[Note: although there are already some posts about dealing with large matrices in numpy, they do not address my specific concerns.]
I am trying to load a 30820x12801 matrix stored in a .txt file of size 1.02G with numpy.loadtxt()
. I get a Memory error
.
This wouldn't be so surprising except that:
- I am using 64bit Python.
- I am running the job in a supercomputer with 50G of virtual memory allocated for it.
From what I know, a 1G matrix shouldn't be a problem for 64bit Python, and certainly shouldn't be a problem for 50G of RAM.

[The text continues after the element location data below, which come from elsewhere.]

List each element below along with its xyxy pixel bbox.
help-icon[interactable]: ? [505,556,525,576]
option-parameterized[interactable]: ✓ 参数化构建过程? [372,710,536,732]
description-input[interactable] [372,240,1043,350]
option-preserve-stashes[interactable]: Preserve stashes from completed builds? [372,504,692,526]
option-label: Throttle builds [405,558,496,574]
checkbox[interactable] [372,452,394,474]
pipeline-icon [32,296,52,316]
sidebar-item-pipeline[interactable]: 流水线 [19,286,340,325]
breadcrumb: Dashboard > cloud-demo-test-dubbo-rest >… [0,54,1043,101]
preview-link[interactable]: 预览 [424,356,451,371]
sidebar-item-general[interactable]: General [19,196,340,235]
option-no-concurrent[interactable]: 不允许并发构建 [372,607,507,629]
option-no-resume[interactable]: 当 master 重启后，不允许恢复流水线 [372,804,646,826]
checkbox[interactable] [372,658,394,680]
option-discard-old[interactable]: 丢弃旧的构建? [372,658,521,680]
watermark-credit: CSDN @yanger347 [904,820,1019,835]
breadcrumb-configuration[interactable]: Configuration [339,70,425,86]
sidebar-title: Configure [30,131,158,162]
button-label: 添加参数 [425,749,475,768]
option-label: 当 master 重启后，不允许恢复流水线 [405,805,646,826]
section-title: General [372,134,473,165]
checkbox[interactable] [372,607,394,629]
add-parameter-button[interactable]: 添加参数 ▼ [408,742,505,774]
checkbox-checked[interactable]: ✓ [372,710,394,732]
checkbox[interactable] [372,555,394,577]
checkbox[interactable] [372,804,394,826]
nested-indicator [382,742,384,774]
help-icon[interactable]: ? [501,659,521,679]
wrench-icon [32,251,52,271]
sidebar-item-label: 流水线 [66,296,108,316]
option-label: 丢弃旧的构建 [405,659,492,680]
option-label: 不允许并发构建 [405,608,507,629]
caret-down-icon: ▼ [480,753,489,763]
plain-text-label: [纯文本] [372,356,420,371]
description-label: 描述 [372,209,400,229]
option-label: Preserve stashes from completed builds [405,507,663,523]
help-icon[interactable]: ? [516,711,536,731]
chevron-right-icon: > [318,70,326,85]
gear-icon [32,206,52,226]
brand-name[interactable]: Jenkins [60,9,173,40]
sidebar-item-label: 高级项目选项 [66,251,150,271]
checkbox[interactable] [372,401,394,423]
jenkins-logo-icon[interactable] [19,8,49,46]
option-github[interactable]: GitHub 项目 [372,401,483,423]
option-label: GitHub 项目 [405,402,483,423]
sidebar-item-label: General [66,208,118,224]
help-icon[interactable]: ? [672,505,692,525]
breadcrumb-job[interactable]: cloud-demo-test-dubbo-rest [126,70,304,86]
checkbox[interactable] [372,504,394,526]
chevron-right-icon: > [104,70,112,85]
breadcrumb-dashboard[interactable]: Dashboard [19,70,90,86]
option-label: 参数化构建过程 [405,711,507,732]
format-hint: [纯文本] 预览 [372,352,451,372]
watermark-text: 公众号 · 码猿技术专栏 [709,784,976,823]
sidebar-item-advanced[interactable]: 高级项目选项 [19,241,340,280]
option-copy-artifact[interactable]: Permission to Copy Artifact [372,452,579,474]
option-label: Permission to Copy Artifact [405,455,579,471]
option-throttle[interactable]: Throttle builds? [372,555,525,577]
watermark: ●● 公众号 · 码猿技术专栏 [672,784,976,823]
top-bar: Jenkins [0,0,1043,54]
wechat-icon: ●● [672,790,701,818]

(This is the first time I am dealing with large datasets so I may be missing something basic).
Extra information:
- When using open() the file loads into Python without any problems.
- Output of
ulimit -a | grep "max memory size
: '(kbytes, -m) unlimited' - Full error message:
Traceback (most recent call last):
File "jPCA/jPCA_pipeline.py", line 87, in <module>
MATRIX = get_matrix(new_file_prefix, N)
File "jPCA/jPCA_pipeline.py", line 70, in get_matrix
MATRIX = np.loadtxt('{}_N={}.txt'.format(new_file_prefix, N))
File "/home/hers_en/fsimoes/miniconda3/lib/python3.7/site-packages/numpy/lib/npyio.py", line 1159, in loadtxt
for x in read_data(_loadtxt_chunksize):
File "/home/hers_en/fsimoes/miniconda3/lib/python3.7/site-packages/numpy/lib/npyio.py", line 1087, in read_data
items = [conv(val) for (conv, val) in zip(converters, vals)]
File "/home/hers_en/fsimoes/miniconda3/lib/python3.7/site-packages/numpy/lib/npyio.py", line 1087, in <listcomp>
items = [conv(val) for (conv, val) in zip(converters, vals)]
MemoryError